If you need an example of just how effective this can be, take a look at the Persona Synthetics chatbot that Channel 4 made to promote the TV show ‘humans’. It’s just a bit of fun, but it shows just how effective chatbots can be at feeling personal.
When chatbots are worse than GUI
There’s a high risk of error.
I’m a big fan of error-proof interfaces. You’ll often catch me saying that errors are a symptom of a poorly planned interactions.
When creating graphical interfaces, it’s actually possible to design them in a way that protects users from errors. I’ve talked about this ‘error-proof’ attitude to UX design in previous posts.
Take form design as an example. In a graphical user interface we can structure and style our input fields to ensure the correct entry of information.
Unfortunately, this isn’t so easy with conversational UI. The user can effectively say anything they want at any time. Given the infinite number of possible instructions they could give the bot, the propensity for error is really high.

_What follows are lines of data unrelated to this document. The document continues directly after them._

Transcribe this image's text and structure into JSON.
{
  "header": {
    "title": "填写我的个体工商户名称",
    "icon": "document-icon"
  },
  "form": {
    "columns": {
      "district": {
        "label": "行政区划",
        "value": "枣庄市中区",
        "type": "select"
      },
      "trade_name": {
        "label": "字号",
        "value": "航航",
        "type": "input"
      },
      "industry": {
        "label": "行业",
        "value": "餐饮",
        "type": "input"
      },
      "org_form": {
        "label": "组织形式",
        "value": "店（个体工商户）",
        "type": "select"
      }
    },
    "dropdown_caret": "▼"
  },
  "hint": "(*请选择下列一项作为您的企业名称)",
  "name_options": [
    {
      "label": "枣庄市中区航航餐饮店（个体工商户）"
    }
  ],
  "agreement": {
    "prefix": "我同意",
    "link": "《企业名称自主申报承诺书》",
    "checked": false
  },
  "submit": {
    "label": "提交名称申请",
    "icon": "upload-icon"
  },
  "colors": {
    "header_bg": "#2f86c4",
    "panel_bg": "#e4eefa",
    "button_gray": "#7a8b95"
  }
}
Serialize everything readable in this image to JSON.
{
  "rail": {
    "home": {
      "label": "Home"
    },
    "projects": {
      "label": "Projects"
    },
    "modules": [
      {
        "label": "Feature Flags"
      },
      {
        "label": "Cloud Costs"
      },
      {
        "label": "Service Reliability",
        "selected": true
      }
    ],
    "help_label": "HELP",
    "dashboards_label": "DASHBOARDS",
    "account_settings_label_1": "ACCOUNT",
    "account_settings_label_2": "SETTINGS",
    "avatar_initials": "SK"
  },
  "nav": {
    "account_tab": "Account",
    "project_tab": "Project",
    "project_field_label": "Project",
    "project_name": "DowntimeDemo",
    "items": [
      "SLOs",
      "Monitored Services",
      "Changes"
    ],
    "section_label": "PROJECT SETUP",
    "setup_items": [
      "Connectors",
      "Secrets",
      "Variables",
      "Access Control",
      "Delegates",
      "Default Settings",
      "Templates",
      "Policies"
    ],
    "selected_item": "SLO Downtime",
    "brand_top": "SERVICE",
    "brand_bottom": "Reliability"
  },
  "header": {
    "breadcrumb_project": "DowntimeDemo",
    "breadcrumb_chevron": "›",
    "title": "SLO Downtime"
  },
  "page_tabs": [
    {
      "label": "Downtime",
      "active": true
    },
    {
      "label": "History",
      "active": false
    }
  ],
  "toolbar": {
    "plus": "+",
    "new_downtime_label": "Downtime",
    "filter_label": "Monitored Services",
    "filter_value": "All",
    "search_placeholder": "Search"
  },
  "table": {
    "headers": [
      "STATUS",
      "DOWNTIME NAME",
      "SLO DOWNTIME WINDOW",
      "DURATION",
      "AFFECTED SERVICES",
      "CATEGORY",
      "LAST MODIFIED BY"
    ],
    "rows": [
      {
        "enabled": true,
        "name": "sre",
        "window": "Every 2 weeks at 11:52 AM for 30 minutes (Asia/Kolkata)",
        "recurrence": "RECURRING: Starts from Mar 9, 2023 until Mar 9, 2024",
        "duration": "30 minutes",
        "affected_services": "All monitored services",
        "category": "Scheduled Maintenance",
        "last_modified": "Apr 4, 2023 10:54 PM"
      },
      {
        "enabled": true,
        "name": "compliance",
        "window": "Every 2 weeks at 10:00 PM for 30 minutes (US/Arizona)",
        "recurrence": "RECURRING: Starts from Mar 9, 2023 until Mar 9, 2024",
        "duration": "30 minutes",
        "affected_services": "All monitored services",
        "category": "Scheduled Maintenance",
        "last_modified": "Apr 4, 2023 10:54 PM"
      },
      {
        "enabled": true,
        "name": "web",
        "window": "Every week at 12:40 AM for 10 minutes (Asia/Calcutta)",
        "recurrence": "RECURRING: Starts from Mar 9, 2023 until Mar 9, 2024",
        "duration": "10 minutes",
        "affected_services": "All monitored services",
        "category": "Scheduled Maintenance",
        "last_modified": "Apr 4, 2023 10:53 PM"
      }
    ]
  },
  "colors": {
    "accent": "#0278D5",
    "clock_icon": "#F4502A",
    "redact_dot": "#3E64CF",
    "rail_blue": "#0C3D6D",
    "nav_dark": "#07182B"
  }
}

No matter how good machine learning is, we can never guarantee the user won’t ask something we don’t understand.
We may also misinterpret something based on a lack of context, or clear instruction. Slang and colloquialisms confound this even further. And let’s not get started on accents or local dialects.
Complex interactions can be a headache.
Some interactions aren’t so simple, and require a lot of input from the user.
Something that initially seems simple can actually be deceptively complicated, requiring an lot of clarification between the user and the system.
Let’s take the example of betting on a sporting event. I’m sure the gambling industry must be working on this right now, because the core idea is too lucrative not to attempt.
At a moment’s notice, a user could tell the bot to “put a bet on the game”, and have it placed without any fuss.
But just with this one user need, there’s so much clarification needed.
- What event are they betting on?
- Which team / player are they betting on?
- How much money would they like to bet?
- What kind of bet is it? (To win, or a specific score?).
- How will they pay for the bet?
- Are they aware of the terms & conditions?
…And so on.
Suddenly this simple statement has turned into a very complex interaction. Doing this all via a back-and-forth conversation places a lot of cognitive load the user, and could be really tedious, too.
A graphical interface suddenly seems like a much better choice.
They lack true understanding of context, or empathy.
Chatbots can feel human. But all they’re really doing are extracting keywords and phrases from the user’s input - and serving a response.
Whether that response is predetermined by the bot or learned through AI, it’s still limited by the nature of their programming.
A bot can never truly empathise with a user.
A graphical user interface can’t do this either - but the user doesn’t expect it to. A chatbot can result in greater disappointment if it fails to deliver on the user’s instruction.
Get the best of both worlds
So. Should you use a chatbot? Well, like anything else in our field, the answer is that frustrating old standby : ‘it depends’.
If I have one recommendation to make here, it’s this. Sometimes a combination of natural language and graphical elements in a single interface can work wonders.
For example, a chatbot could be a mini-app embedded on your website to helps people get to the right section. The task itself is then completed with a graphical interface, but the chatbot is there to help.
Conversely, embedding forms or a graphical elements into a chatbot experience is no bad thing. Sometimes natural language just isn’t suitable, and we shouldn’t feel like we’re cheating if we switch to a more traditional graphical interface.
In summary. Use conversation when it’s appropriate, but fall back to graphical elements when it isn’t.